The Path of Entrepreneurship: Their First Sale


My entrepreneurship journey on this site won’t read chronologically. I just shared my origin story, but I have to jump ahead, because last week was a milestone week, and I have to write about it to process it.

You see, my team just signed their first new client, completely without my involvement.

As I’ve told close friends about it, they’ve said “Wait… is that bittersweet for you? You don’t sound exactly happy about it”.

In truth, it’s freaking fantastic… so much so that it’s currently living in the “this might be too good to be true, or at least too good to last, so don’t get too attached” category.

There were two remaining areas that we didn’t have tested systems for, before I left for Bali, and I worked to get as much foundation laid for both of them as I could: lead generation (marketing), and lead conversion (sales).

This new client signing last week means that our lead conversion system has now been tested and proven functional. (As much as anything can be proven with an “n” of 1,, but still, it worked!).

Systems, controls, and team are the three pillars to an owner-independent company, as taught by David Finkle, in his book Scale (which I highly recommend). The fact that my team can successfully use the new client signup process that we built together, in my absence, means we’re one giant leap closer to this being a legitimately sustainable, owner-independent company.

I just need to get our marketing systems in place. Fortunately, in this particular business, we have great retention and long-term customer loyalty. Unlike many companies that need to focus on bringing in new customers every day, we can bring in a couple a year and be just fine. There’s time.
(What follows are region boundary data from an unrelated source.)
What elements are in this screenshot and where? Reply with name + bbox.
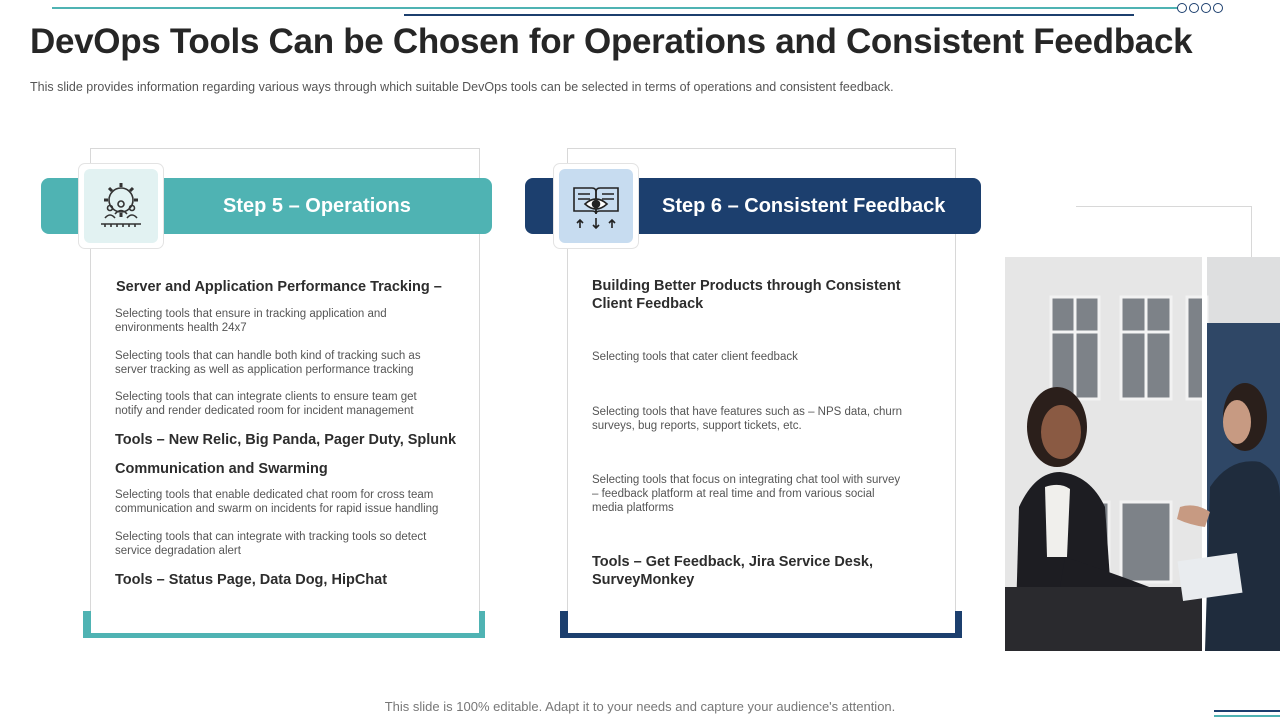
step6-icon-box (554, 164, 638, 248)
step6-item-1: Selecting tools that cater client feedback (592, 351, 798, 363)
step5-heading-tracking: Server and Application Performance Tracking – (116, 279, 442, 295)
step5-item-5: Selecting tools that can integrate with tracking tools so detect service degradation alert (115, 531, 427, 557)
top-accent-line (52, 7, 1182, 9)
corner-accent-line-secondary (1214, 715, 1280, 717)
top-accent-line-secondary (404, 14, 1134, 16)
step5-item-1: Selecting tools that ensure in tracking application and environments health 24x7 (115, 308, 387, 334)
step5-item-2: Selecting tools that can handle both kind of tracking such as server tracking as well as application performance tracking (115, 350, 421, 376)
gear-team-icon (93, 178, 149, 234)
step5-item-4: Selecting tools that enable dedicated chat room for cross team communication and swarm on incidents for rapid issue handling (115, 489, 439, 515)
step5-tools-1: Tools – New Relic, Big Panda, Pager Duty, Splunk (115, 432, 457, 448)
office-photo (1005, 257, 1280, 651)
decorative-dots (1177, 3, 1223, 13)
slide-title: DevOps Tools Can be Chosen for Operations and Consistent Feedback (30, 22, 1193, 61)
step5-item-3: Selecting tools that can integrate clients to ensure team get notify and render dedicated room for incident management (115, 391, 417, 417)
step6-title: Step 6 – Consistent Feedback (662, 194, 946, 217)
step5-title: Step 5 – Operations (223, 194, 411, 217)
step6-content (592, 277, 932, 589)
slide-subtitle: This slide provides information regarding various ways through which suitable DevOps tools can be selected in terms of operations and consistent feedback. (30, 80, 894, 94)
footer-note: This slide is 100% editable. Adapt it to your needs and capture your audience's attention. (384, 699, 896, 714)
corner-accent-line (1214, 710, 1280, 712)
step6-tools: Tools – Get Feedback, Jira Service Desk, SurveyMonkey (592, 554, 874, 588)
step5-icon-box (79, 164, 163, 248)
step5-tools-2: Tools – Status Page, Data Dog, HipChat (115, 572, 388, 588)
step6-heading: Building Better Products through Consistent Client Feedback (592, 278, 901, 312)
step5-content (115, 278, 470, 589)
step5-heading-communication: Communication and Swarming (115, 461, 328, 477)
step6-item-2: Selecting tools that have features such as – NPS data, churn surveys, bug reports, support tickets, etc. (592, 406, 903, 432)
step6-item-3: Selecting tools that focus on integrating chat tool with survey – feedback platform at real time and from various social media platforms (592, 474, 901, 514)
book-eye-icon (568, 178, 624, 234)
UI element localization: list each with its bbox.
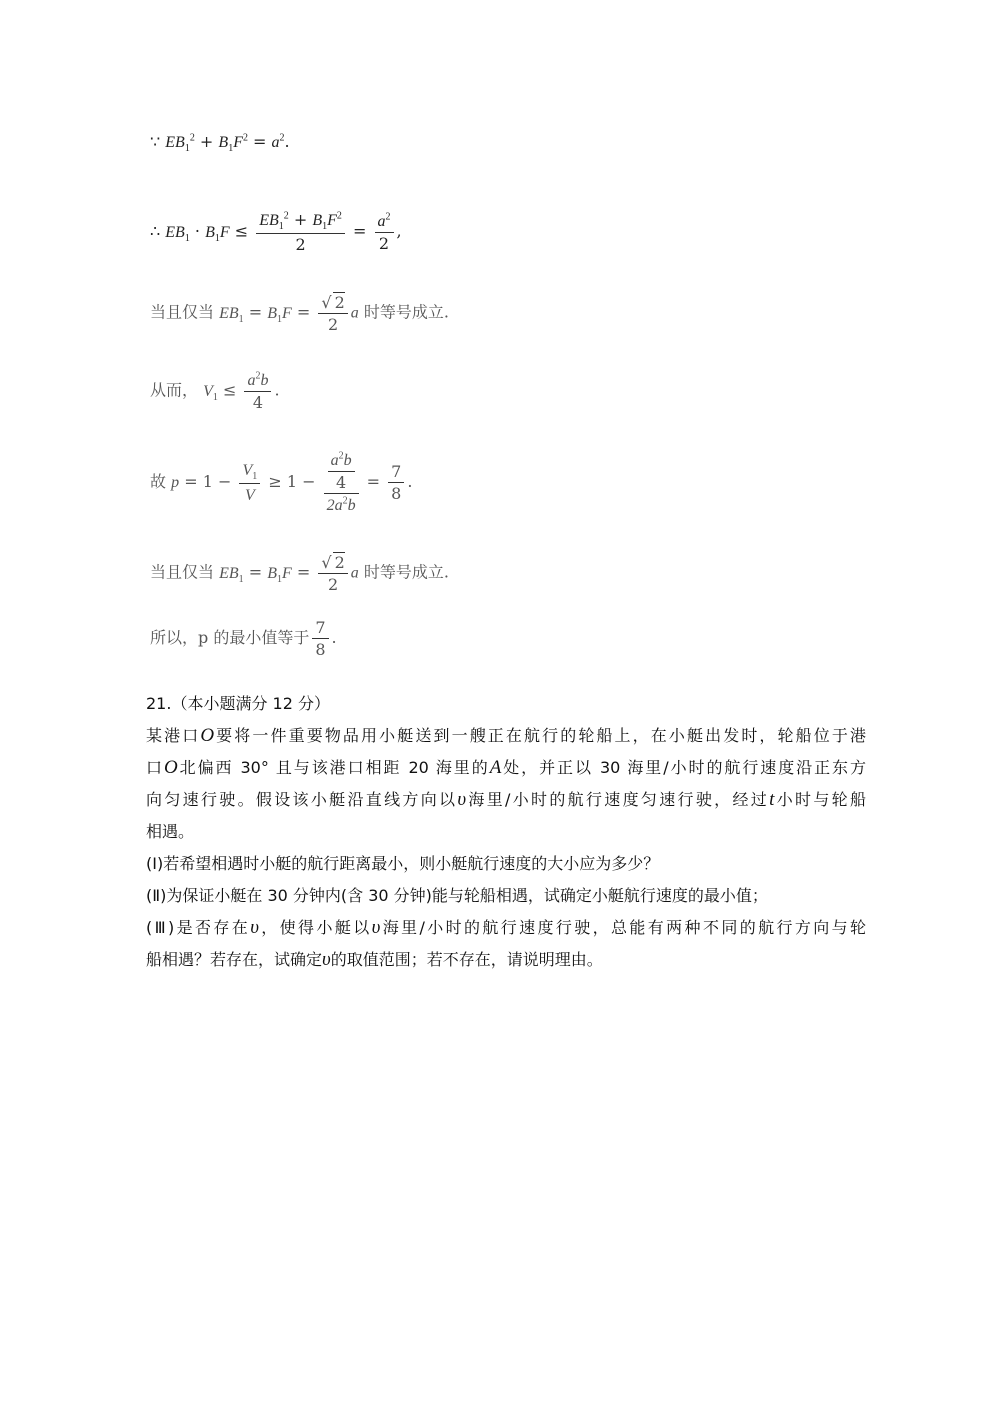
proof-line-3: 当且仅当 $EB_1 = B_1F$ = $\frac{√ 2}{2}$ a 时等号成立. — [150, 293, 449, 334]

I’m still recovering from some of the burnout of the last 8 years, so I won’t be rushing into that tomorrow. In fact, while overseas, I didn’t know if I’d continue work on my current company at all. But a few months of rest away, and now this promising development just after return, solidify my desire to eventually craft that last segment. This conversion segment, that’s now functional, was a big one.

I never want to get too excited about these milestones as they happen, because the single life lesson I’m being shown over and over is that the key to contentment is letting go of attachment to outcomes.

When I don’t seem thrilled about this news, it’s because I’m consciously avoiding the construction of a “I can’t be happy unless this continues” paradigm. Those little buggers can write themselves in your brain fast and sneaky, if you don’t stay vigilant for them!

So, with cautious optimism, I celebrate the successes that reveal themselves long after my hands have been removed.

There’s a surrealness to this, because in some ways it feels like it has nothing to do with me.

But I think that’s what running an owner-independent company feels like. It’s like gardening. I didn’t germinate this flower, or open it’s petals from the bud. The awesome team I’m blessed to share this path with did that mystery work. But I did plow and fertilize and plant and water the garden, with their help. The delay from planting to blossom, that has included half a world of distance in the meantime, is trippy as hell. And now, we have a flower.

I’m not getting too attached. But you bet your butt I’ll stop and smell that flower, and make it a point to be grateful as all get out for the magic that sometimes follows from the work. And for having a team of people who want to live and work in Los Angeles, so that I don’t always have to.

I still can’t wrap my head around it.